# fellow owners i need birthday present ideas :D



## Buddy (Mar 13, 2011)

So my boys got skipped for Christmas. I am a terrible mother, I know but my human family comes first in the present department. Anyway the boy's "birthday" is the day after valentine's day. (I have no idea when it actually is since I bought them from petsmart, and I am pretty sure my pew is almost two.  )Anyway they have a double unit critter nation (yes for three rats lol) and its pretty darn bare so for those of you who spoil your babies and cram as many toys as you can into your cages could you give me a hand on what to get? Pretty please?? Oh and my boys go nuts for chewing hammock strings so I need to find a way to get them not to chew their beds down.What kind of beds do you use?Shelters?hideaways?And other random fun toys that your ratties seem to like.Thanks to all that help me out. I want this year to be extra special for them. :3


----------



## NightFury (Dec 9, 2011)

I spoil my girls every once in a while with a whole role of toilet paper. They love to shred it up, it is a bit messy tho. But they seem to enjoy it c:


----------



## BigBen (Nov 22, 2011)

Empty tissue boxes make great nest boxes, and my rats like scraps of fabric that they can drag wherever they want. I also got a cheap ($2) plastic bowl from the Dollar Store, cut a couple of doorways in it, and _voilà!_ another nest box. And you can try either zip ties or metal shower-curtain hooks to hold up the hammocks. My girls like their Wodent Wheel, although the boys disdain it, even to sleep in.


----------



## A.ngelF.eathers (Jul 6, 2011)

Shopping for pets! ooooOoOOoO I love it xD I'd rather buy things for my animals than myself.

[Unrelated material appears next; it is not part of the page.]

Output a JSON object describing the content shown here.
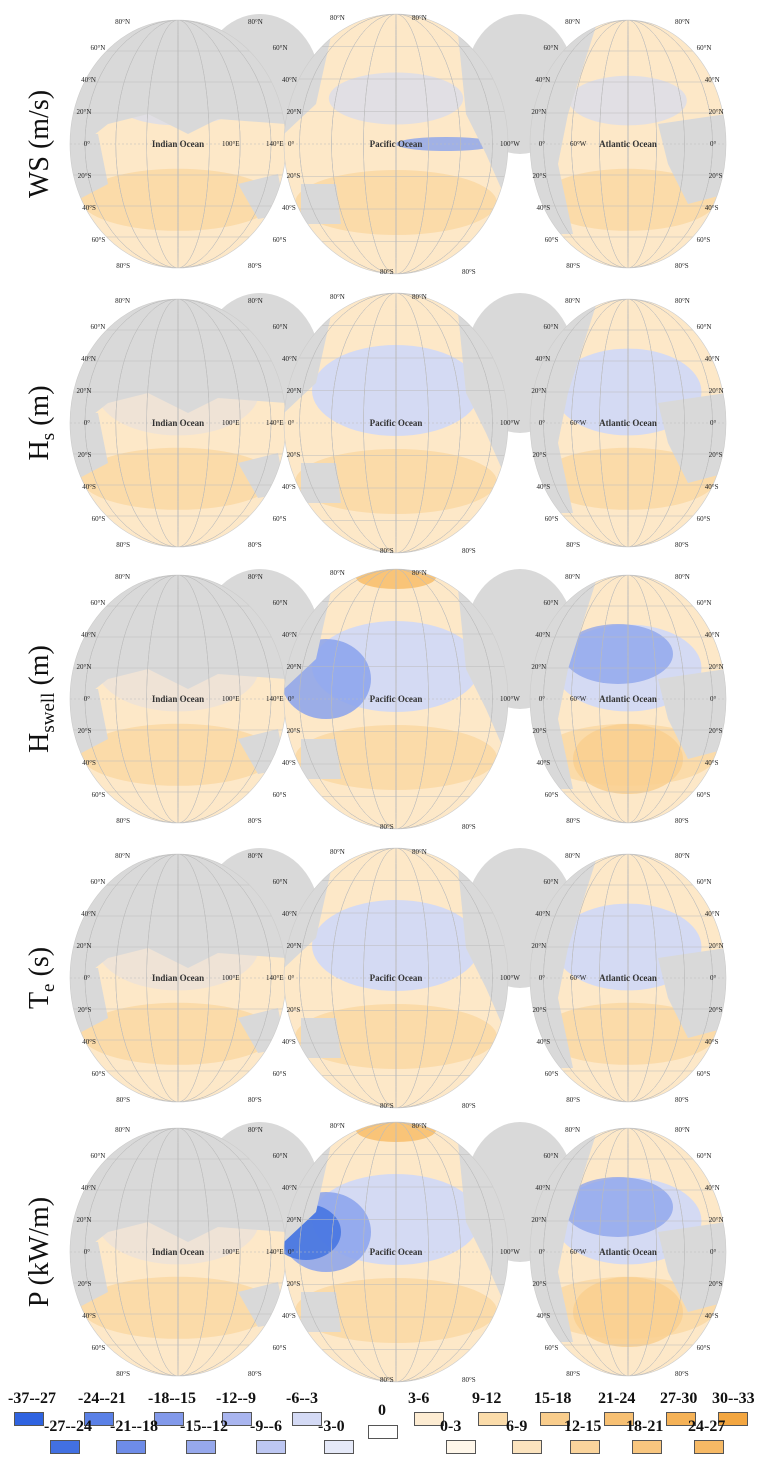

http://www.amazon.com/gp/product/B0...&pf_rd_t=101&pf_rd_p=470938631&pf_rd_i=507846 I'm waiting to get one of these  A local petstore sells these and- come to think of it, why didn't I buy one D<

http://www.amazon.com/Ware-Double-F...G72O/ref=sr_1_2?ie=UTF8&qid=1325558986&sr=8-2 My boys have this and it's so fuzzywuzzy and warm. 

http://www.amazon.com/Super-Pet-Ham...UU/ref=sr_1_12?ie=UTF8&qid=1325558986&sr=8-12 And my double rex boy lovessss his cozy cup. 

You don't necessarily have to order these offline. Sometimes stores will have them (as you said you got them from a Petsmart surely they will have these things and more)

OR, you could make some little accessories and things if you like sewing (I'm wretched at it though D: ) that way you could customize.


----------



## GhostMouse (Sep 6, 2011)

I have two hammocks with strap-style hangers. One has already been destroyed as they chewed off two of the straps. I have since discovered (and much prefer) hammocks with grommets instead.

Like so:



















The exception would be cubes, my destructive little (b)rats leave cube straps alone. They also just got a "sleeping bag" style "hammock." I don't know if you can call it a hammock since you don't hang it up. It's basically just a cozy pocket they can crawl into that sits on the floor of the cage. They can move it wherever they like, and if they chew it up, at least there's no risk of falling. Mine love theirs.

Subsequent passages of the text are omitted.